But for investors, advanced explorers (and even miners), battery makers, and the steel industry; current ~$US10/lb V2O5 prices are a good thing.
That’s because these conditions – smooth, stable pricing up to $US10/lb – are crucial for the fledgling vanadium battery industry to build momentum.
Current global V2O5 production is just ~140,000t a year total, and most of that goes into steel to make it stronger.
But a burgeoning battery sector is important to the success of emerging low cost producers like Vanadium Resources (ASX:VR8), Australian Vanadium (ASX:AVL) or Technology Metals Australia ASX:TMT).
That’s because these batteries soak up an enormous amount of V2O5.
Mastermine’s David Gillam recently returned from a marketing drive to China with advanced vanadium play Vanadium Resources.
This picture shows some containers of electrolyte for a 5 KW/30KWh battery. Two tanks use 280kg of V2O5 alone.
This 5kW/30kWH #Vanadium @battery uses 280 KG (617 L/B) of #V205. (2 of the tanks below) Electrolyte “recipe” can vary consideraly between manufacturers, Excuse the cropped image. There’s a lot of research we’d love to share but can’t as consultants. pic.twitter.com/oJovIFcPG3
— Mastermines (@VanadiumWorld) September 6, 2019
And then there’s the ‘suburb-sized’ Dalian battery in China, which could use almost 8000 tonnes of V2O5 for an 800MWh installation:
“It gives you an idea of the pure usage power of the vanadium battery industry once it gets established,” Gillam says.
With less intense price pressure, Gillam found the Chinese industry was “more upbeat for the future”.
But stable pricing is crucial. That plus-$US30/lb nonsense that got everyone excited last year is a stone-cold battery industry killer.
“The electrolyte is 30 to 40 per cent of the battery cost,” Gillam says.
“We need stability so that these companies are confident putting investment dollars into their products.”
For vanadium battery uptake there’s some important catalysts on the horizon.
One is that ‘suburb-sized’ Dalian battery in China.
The whole purpose of that battery is to not only to provide power for Dalian, but act as a giant ‘role model’ for the industry going forward, Gillam says.
“I don’t think we will see another one that big — but we will see a lot of decent sized batteries following behind.”
But the thing that will truly take the industry to the next level is effective marketing of smaller off-grid vanadium batteries, Gillam says.
Big volumes of smaller off-grid batteries will quickly impact the supply chain, whereas timeframes for grid connected installations are much longer.

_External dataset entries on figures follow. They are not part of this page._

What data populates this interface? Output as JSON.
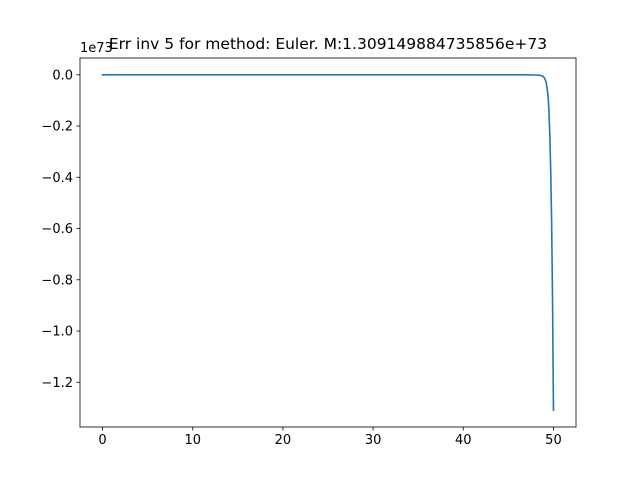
{
  "chart_data": {
    "type": "line",
    "title": "Err inv 5 for method: Euler. M:1.309149884735856e+73",
    "xlabel": "",
    "ylabel": "",
    "y_offset_label": "1e73",
    "xlim": [
      -2.5,
      52.5
    ],
    "ylim": [
      -1.3745,
      0.0655
    ],
    "x_ticks": [
      0,
      10,
      20,
      30,
      40,
      50
    ],
    "x_tick_labels": [
      "0",
      "10",
      "20",
      "30",
      "40",
      "50"
    ],
    "y_ticks": [
      0.0,
      -0.2,
      -0.4,
      -0.6,
      -0.8,
      -1.0,
      -1.2
    ],
    "y_tick_labels": [
      "0.0",
      "−0.2",
      "−0.4",
      "−0.6",
      "−0.8",
      "−1.0",
      "−1.2"
    ],
    "grid": false,
    "series": [
      {
        "color": "#1f77b4",
        "x": [
          0,
          10,
          20,
          30,
          40,
          45,
          47,
          48,
          48.5,
          48.8,
          49.0,
          49.2,
          49.4,
          49.5,
          49.6,
          49.7,
          49.8,
          49.9,
          50.0
        ],
        "y": [
          0,
          0,
          0,
          0,
          0,
          0,
          -0.0002,
          -0.0008,
          -0.002,
          -0.005,
          -0.012,
          -0.03,
          -0.08,
          -0.14,
          -0.24,
          -0.38,
          -0.58,
          -0.88,
          -1.309
        ]
      }
    ]
  }
}
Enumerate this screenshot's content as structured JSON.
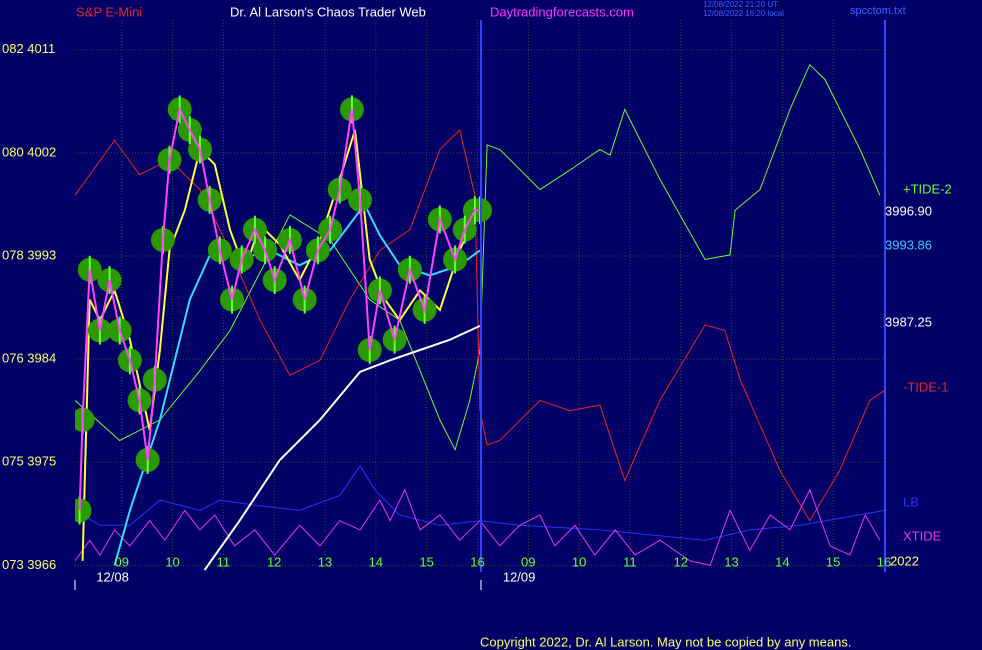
{
  "chart_data": {
    "type": "line",
    "header": {
      "source": "S&P E-Mini",
      "title": "Dr. Al Larson's Chaos Trader Web",
      "website": "Daytradingforecasts.com",
      "timestamps": [
        "12/08/2022 21:20 UT",
        "12/08/2022 16:20 local"
      ],
      "file": "spcctom.txt"
    },
    "copyright": "Copyright 2022, Dr. Al Larson. May not be copied by any means.",
    "year_label": "2022",
    "xlim": [
      8.08,
      24.02
    ],
    "xticks": [
      {
        "value": 9,
        "label": "09"
      },
      10,
      11,
      12,
      13,
      14,
      15,
      16,
      {
        "value": 17,
        "label": "09"
      },
      {
        "value": 18,
        "label": "10"
      },
      {
        "value": 19,
        "label": "11"
      },
      {
        "value": 20,
        "label": "12"
      },
      {
        "value": 21,
        "label": "13"
      },
      {
        "value": 22,
        "label": "14"
      },
      {
        "value": 23,
        "label": "15"
      },
      {
        "value": 24,
        "label": "16"
      }
    ],
    "x_dates": [
      {
        "value": 8.82,
        "label": "12/08"
      },
      {
        "value": 16.82,
        "label": "12/09"
      }
    ],
    "ylim": [
      3965.6,
      4013.6
    ],
    "yticks": [
      {
        "value": 3966,
        "label": "073 3966"
      },
      {
        "value": 3975,
        "label": "075 3975"
      },
      {
        "value": 3984,
        "label": "076 3984"
      },
      {
        "value": 3993,
        "label": "078 3993"
      },
      {
        "value": 4002,
        "label": "080 4002"
      },
      {
        "value": 4011,
        "label": "082 4011"
      }
    ],
    "grid": true,
    "annotations": [
      {
        "text": "3996.90",
        "color": "#ffffff"
      },
      {
        "text": "3993.86",
        "color": "#33ccff"
      },
      {
        "text": "3987.25",
        "color": "#ffffff"
      }
    ],
    "series": [
      {
        "name": "+TIDE-2",
        "color": "#66ff33",
        "x": [
          8.08,
          8.96,
          9.75,
          10.54,
          11.13,
          12.31,
          13.1,
          13.88,
          14.47,
          15.26,
          15.56,
          15.85,
          16.05,
          16.19,
          16.44,
          17.23,
          17.82,
          18.41,
          18.61,
          18.9,
          19.59,
          20.48,
          20.97,
          21.07,
          21.56,
          22.15,
          22.54,
          22.84,
          23.53,
          23.92
        ],
        "values": [
          3980.4,
          3976.9,
          3978.7,
          3983.0,
          3986.5,
          3996.6,
          3994.4,
          3989.2,
          3987.4,
          3978.7,
          3976.1,
          3980.4,
          3984.8,
          4002.7,
          4002.3,
          3998.8,
          4000.5,
          4002.3,
          4001.8,
          4005.8,
          3999.7,
          3992.7,
          3993.1,
          3997.0,
          3998.8,
          4005.8,
          4009.7,
          4008.4,
          4002.3,
          3998.3
        ]
      },
      {
        "name": "-TIDE-1",
        "color": "#ee2222",
        "x": [
          8.08,
          8.86,
          9.35,
          9.94,
          10.54,
          11.13,
          11.72,
          12.31,
          12.9,
          13.49,
          14.08,
          14.67,
          15.26,
          15.65,
          15.95,
          16.05,
          16.19,
          16.44,
          17.23,
          17.82,
          18.41,
          18.9,
          19.59,
          20.48,
          20.87,
          21.17,
          21.95,
          22.54,
          23.13,
          23.72,
          24.02
        ],
        "values": [
          3998.3,
          4003.1,
          4000.1,
          4001.4,
          3998.8,
          3993.5,
          3987.4,
          3982.6,
          3983.9,
          3989.2,
          3993.5,
          3995.3,
          4002.3,
          4004.0,
          3998.3,
          3979.5,
          3976.5,
          3976.9,
          3980.4,
          3979.5,
          3980.0,
          3973.4,
          3980.4,
          3987.0,
          3986.5,
          3982.2,
          3974.3,
          3969.9,
          3974.3,
          3980.4,
          3981.3
        ]
      },
      {
        "name": "LB",
        "color": "#2233ff",
        "x": [
          8.08,
          8.57,
          9.16,
          9.75,
          10.54,
          10.93,
          11.72,
          12.5,
          13.29,
          13.69,
          13.98,
          14.47,
          15.26,
          16.05,
          16.83,
          18.41,
          20.48,
          21.36,
          22.35,
          24.02
        ],
        "values": [
          3970.8,
          3969.5,
          3969.5,
          3971.7,
          3970.8,
          3971.7,
          3971.2,
          3970.8,
          3972.1,
          3974.7,
          3972.6,
          3970.4,
          3969.5,
          3969.9,
          3969.5,
          3969.1,
          3968.2,
          3969.1,
          3969.5,
          3970.8
        ]
      },
      {
        "name": "XTIDE",
        "color": "#ee33ee",
        "x": [
          8.08,
          8.37,
          8.57,
          8.86,
          9.16,
          9.55,
          9.85,
          10.24,
          10.54,
          10.83,
          11.22,
          11.62,
          12.01,
          12.5,
          12.9,
          13.29,
          13.69,
          14.08,
          14.28,
          14.57,
          14.87,
          15.26,
          15.65,
          16.05,
          16.44,
          16.83,
          17.23,
          17.52,
          17.92,
          18.31,
          18.71,
          19.1,
          19.59,
          20.18,
          20.58,
          20.97,
          21.36,
          21.76,
          22.15,
          22.54,
          22.94,
          23.33,
          23.63,
          23.92
        ],
        "values": [
          3966.4,
          3968.2,
          3966.9,
          3969.1,
          3967.7,
          3969.9,
          3968.2,
          3970.8,
          3969.1,
          3970.4,
          3967.7,
          3969.1,
          3966.9,
          3969.5,
          3967.7,
          3969.9,
          3969.1,
          3971.7,
          3969.9,
          3972.6,
          3969.1,
          3970.4,
          3968.2,
          3969.9,
          3967.7,
          3969.5,
          3970.4,
          3967.7,
          3969.5,
          3966.9,
          3969.1,
          3966.9,
          3968.2,
          3966.4,
          3966.0,
          3970.8,
          3967.3,
          3970.4,
          3969.1,
          3972.6,
          3967.7,
          3966.9,
          3970.4,
          3968.2
        ]
      },
      {
        "color": "#ffffff",
        "width": 2,
        "x": [
          10.63,
          11.32,
          12.11,
          12.9,
          13.69,
          14.28,
          14.87,
          15.46,
          16.05
        ],
        "values": [
          3965.6,
          3969.9,
          3975.2,
          3978.7,
          3982.9,
          3983.9,
          3984.8,
          3985.7,
          3986.9
        ]
      },
      {
        "color": "#33ddff",
        "width": 2,
        "x": [
          8.86,
          9.16,
          9.75,
          10.34,
          10.83,
          11.32,
          11.91,
          12.5,
          13.1,
          13.78,
          14.08,
          14.47,
          15.06,
          15.65,
          16.05
        ],
        "values": [
          3966.0,
          3970.8,
          3978.7,
          3989.2,
          3994.0,
          3992.7,
          3993.5,
          3992.2,
          3993.5,
          3997.5,
          3994.8,
          3992.2,
          3991.3,
          3992.2,
          3993.5
        ]
      },
      {
        "color": "#ffff33",
        "width": 2,
        "on_top": true,
        "x": [
          8.23,
          8.37,
          8.57,
          8.86,
          9.16,
          9.55,
          9.75,
          9.94,
          10.24,
          10.54,
          10.83,
          11.13,
          11.42,
          11.72,
          12.11,
          12.5,
          12.9,
          13.29,
          13.59,
          13.88,
          14.18,
          14.47,
          14.87,
          15.26,
          15.65,
          16.05
        ],
        "values": [
          3966.4,
          3989.2,
          3987.4,
          3990.0,
          3985.7,
          3977.8,
          3984.8,
          3993.5,
          3997.0,
          4002.3,
          4001.0,
          3995.3,
          3991.8,
          3995.7,
          3994.0,
          3990.9,
          3994.4,
          3999.7,
          4004.0,
          3992.7,
          3989.2,
          3987.4,
          3990.0,
          3988.3,
          3993.5,
          3997.5
        ]
      },
      {
        "color": "#ff44ff",
        "width": 2,
        "marker_color": "#2a9a00",
        "bar_color": "#66ff33",
        "on_top": true,
        "x": [
          8.17,
          8.23,
          8.37,
          8.57,
          8.76,
          8.96,
          9.16,
          9.35,
          9.51,
          9.65,
          9.81,
          9.94,
          10.14,
          10.34,
          10.54,
          10.73,
          10.93,
          11.17,
          11.36,
          11.62,
          11.82,
          12.01,
          12.31,
          12.6,
          12.86,
          13.1,
          13.29,
          13.53,
          13.69,
          13.88,
          14.08,
          14.37,
          14.67,
          14.96,
          15.26,
          15.56,
          15.75,
          15.95,
          16.05
        ],
        "values": [
          3970.8,
          3978.7,
          3991.8,
          3986.5,
          3990.9,
          3986.5,
          3983.9,
          3980.4,
          3975.2,
          3982.2,
          3994.4,
          4001.4,
          4005.8,
          4004.0,
          4002.3,
          3997.9,
          3993.5,
          3989.2,
          3992.7,
          3995.3,
          3993.5,
          3990.9,
          3994.4,
          3989.2,
          3993.5,
          3995.3,
          3998.8,
          4005.8,
          3997.9,
          3984.8,
          3990.0,
          3985.7,
          3991.8,
          3988.3,
          3996.2,
          3992.7,
          3995.3,
          3997.0,
          3997.0
        ]
      }
    ]
  }
}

“I want to see smaller 10kw/40kwh batteries – the kind that takes a whole farm, a nursery, or an isolated community in Australia or Africa off the grid,” Gillam says.
“That’s where the big market is.
“There’s no doubt vanadium batteries are expensive – but we are talking about a battery that will last 20 years and, after filtering the electrolyte, will go for another 20 years. And so on.
“Lithium can’t compete with that.”
We are going to see a maturation of the vanadium market in the next three years, Gillam says.
“We will see stability in pricing and companies looking for longer term contracts to give them price security,” he says.
“I believe vanadium is the best metal going forward, bar none.”